Judith Enck, who served as the administrator for EPA’s Region 2 under Obama, agreed.

“I cannot speak for the president, but I think the ads are a desperate attempt by the fossil fuel industry to continue to distort the record,” she said. “Certainly the Obama administration did not block [natural gas] fracking. But it was not a priority in terms of driving down carbon emissions, particularly when you compare it to the massive amount of work the administration did on promoting renewables and efficiency.”

“This was the great mistake of the Obama years”

Former Obama officials weren’t the only ones who slammed API for advertising the natural gas industry as a climate solution.

“It’s sad that API is desperate enough to dig up quotes from seven years ago in a futile effort to roll back the clock on the global reckoning with the fact that fracked gas is a bridge to climate disaster,” said Adam Beitman, a spokesperson for the Sierra Club. “In recent years, the pendulum has rapidly swung toward the need to transition completely off of all dirty fossil fuels and forward to an economy powered by 100 percent clean, renewable energy.”

Still, some environmentalists lamented that the old Obama quotes were even available for API to use in the first place.

“This was the great mistake of the Obama years,” said Bill McKibben, co-founder of the environmental group 350.org. “The idea that gas would replace coal and dramatically reduce greenhouse gas emissions.” He continued:

At the start it seemed to make sense, but within a year or two the science coming out of Cornell and elsewhere [about methane leaks] was beginning to sound the alarm. If you look at Obama’s State of the Union addresses, they regularly salute the rise of fracking and natural gas—but by the end, I think that boasting stopped because the message began to get through.

The boasting didn’t stop, though. The last public comments Obama gave about natural gas were in 2018, when he took credit for the domestic oil and gas boom.

Tom Elliott@tomselliott

Obama: “Suddenly America is the largest oil producer, that was me people … say thank you.”

David Turnbull, the communications director for Oil Change International, said he wishes the former president would reckon with those statements.

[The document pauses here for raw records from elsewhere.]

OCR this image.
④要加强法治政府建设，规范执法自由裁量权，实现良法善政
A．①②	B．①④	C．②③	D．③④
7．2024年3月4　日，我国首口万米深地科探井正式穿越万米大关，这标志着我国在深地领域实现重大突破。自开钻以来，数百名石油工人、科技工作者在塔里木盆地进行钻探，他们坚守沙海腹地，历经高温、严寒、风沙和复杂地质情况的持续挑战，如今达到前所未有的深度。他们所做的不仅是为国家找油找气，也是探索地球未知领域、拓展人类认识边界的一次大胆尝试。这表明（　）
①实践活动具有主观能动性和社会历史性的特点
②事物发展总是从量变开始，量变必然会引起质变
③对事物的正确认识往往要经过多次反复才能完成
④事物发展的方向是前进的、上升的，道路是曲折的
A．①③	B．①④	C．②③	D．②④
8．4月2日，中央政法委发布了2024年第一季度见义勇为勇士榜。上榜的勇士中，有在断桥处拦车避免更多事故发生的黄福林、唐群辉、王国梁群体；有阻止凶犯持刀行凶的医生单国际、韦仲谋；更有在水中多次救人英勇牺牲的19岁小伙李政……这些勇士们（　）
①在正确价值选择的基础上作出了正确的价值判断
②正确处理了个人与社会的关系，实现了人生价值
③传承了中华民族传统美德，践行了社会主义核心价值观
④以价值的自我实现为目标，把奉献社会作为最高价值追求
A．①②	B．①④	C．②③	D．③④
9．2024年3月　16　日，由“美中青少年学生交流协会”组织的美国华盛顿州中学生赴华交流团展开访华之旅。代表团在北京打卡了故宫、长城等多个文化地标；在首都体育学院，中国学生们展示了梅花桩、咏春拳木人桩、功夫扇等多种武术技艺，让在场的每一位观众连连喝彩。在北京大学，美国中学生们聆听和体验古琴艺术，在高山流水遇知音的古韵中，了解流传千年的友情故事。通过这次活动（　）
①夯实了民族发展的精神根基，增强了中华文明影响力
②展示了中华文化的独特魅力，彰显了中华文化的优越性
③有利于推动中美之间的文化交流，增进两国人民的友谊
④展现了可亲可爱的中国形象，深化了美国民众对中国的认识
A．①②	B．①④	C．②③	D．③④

“Obama should not have been pursing an all-of the-above energy policy that included massive increases in oil and gas production,” he said. “He shouldn’t have allowed the crude oil export ban to be lifted either. It’s a threat to our climate and communities, and the fact that API can use Obama quotes for its purposes is unfortunate.”

One thing everyone I spoke to agreed on, however, was that Obama’s seven-year-old quotes don’t convey the scientific reality we know today: That truly chaotic and irreversible warming requires an eventual end to the fossil fuel economy.

It is, in other words, Morphin’ time.


An actually useful quote to end on: “I think it’s fair to say that ‘Natural gas is clean’ has replaced ‘Climate change is a hoax’ as the main industry lie. I hope it doesn’t take the movement as long to root this one out.” – Bill McKibben

2 thoughts on “Why the Oil Industry Loves Obama now”


  1. “The natural gas boom has led to cleaner power, and greater energy independence,” Obama says, while pledging to “speed up oil and gas permits.”

    Not “clean” at all as we can read here => https://sites.google.com/site/shalegasbulletinireland/all-previous-issues/issue-no-54—april-15-2015#New_research_shows_natural_gas_no_better_than_coal_for_mitigating_climate_change

    More info => https://sites.google.com/site/shalegasbulletinireland

    “Clean” natural gas is a myth!

    BTW, there are about 1.7 million oil and gas wells in the US now. That’s one well per 200 capita. And they all will leak eventually.


  2. Leaving aside climate change for a minute, how smart a policy would it be to use up all the gas, and then, when it runs out, transition to renewable energy?